NEW York'ta bindiğim taksinin, başında geleneksel Sikh sarığı olan Hint asıllı şoförüne nereli olduğunu sorduğumda, 'New Yorkluyum!” demişti… Aynı şekilde, bir soğuk Stockholm akşamındaki, başına bir tüy taksan Kızılderili...

NEW

York’ta bindiğim taksinin, başında geleneksel Sikh sarığı olan Hint asıllı şoförüne nereli olduğunu sorduğumda, “New Yorkluyum!” demişti… Aynı şekilde, bir soğuk Stockholm akşamındaki, başına bir tüy taksan Kızılderili kabile reisi olabilecek görünümündeki taksi şoförünün de Stockholmlu olduğunu söylemesini çok garipsemiştim.
Sonradan başka örneklerle zenginleşen gözlemlerimde, bu insanların yurt belledikleri yabancı diyarların değerleriyle yoğrulduklarını fark ettim. Kendisini oralı hissetme duygusu ne denli insanın içinde olsa da, o bölgenin yerel yöneticilerinin hemşerilerine aidiyet duygusu kazandırmada büyük payları olması gerektiğini düşündüm.

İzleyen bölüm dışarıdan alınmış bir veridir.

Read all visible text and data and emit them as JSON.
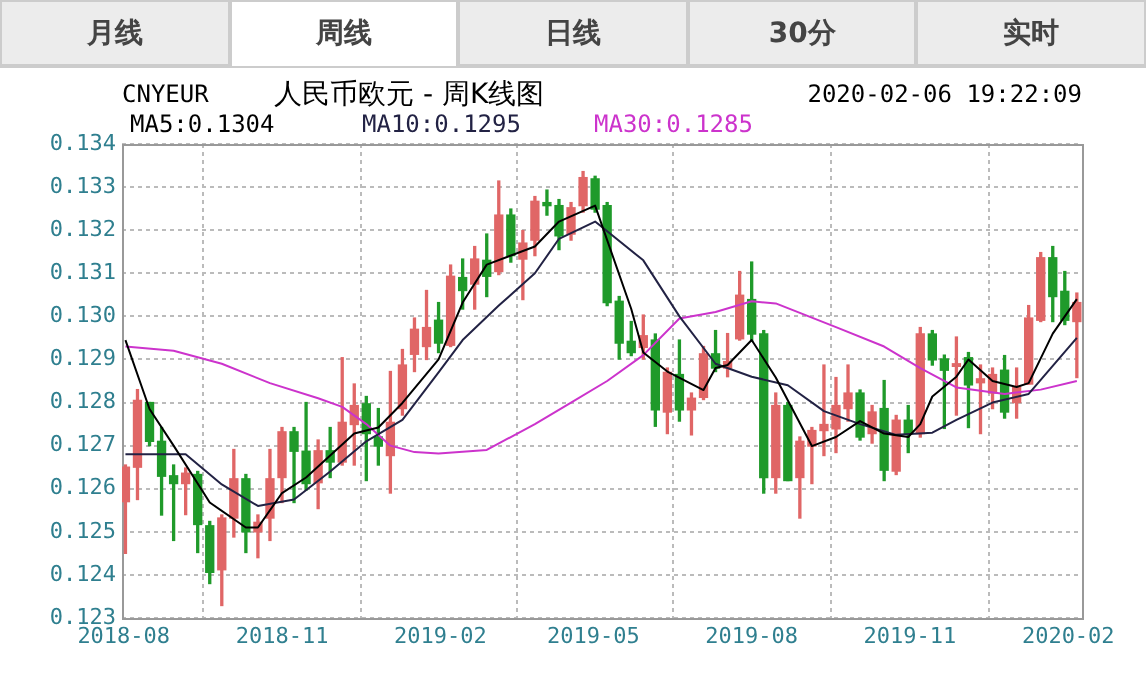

Yöneticiler şehir insanını karar alma süreçlerine katmış olmalıydılar. Şehre ilişkin projeler şehir yaşayanının direkt onayından geçmiş, hizmet sunumları eşit oranda dağıtılmış olmalıydı ki, işin içinde var olduklarını duyumsayıp o yüzden şehirlerini sahipleniyorlardı.
Adı geçen şehirlerden ders alınmalıydı… Şehirdeki hiçbir aktivite bir gurup ile sınırlayıcı olmamalıydı. Ya da farklılıkların bir gelenek, inanış, dünya görüşü olarak ortaya konulacağı aktivitelerin, şehrin diğer bileşenlerince saygı ve hoşgörüyle karşılanması geleneği yerleştirilmiş olmalıydı.
Şehri oluşturan farklılıklar bir zenginlik, övgü nedeni olarak her ortamda, hatta bir turistik tanıtım öğesi olarak sunulmalıydı. Ve bir çatı, örneğin şehrin futbol takımının taraftarlık örgütünün içinde vücut bulabilmeliydi. En önemlisi ise, şehrin yerel basınının her türlü önyargıdan arındırılmış olarak bu anlamda yönlendirici olabilmesiydi.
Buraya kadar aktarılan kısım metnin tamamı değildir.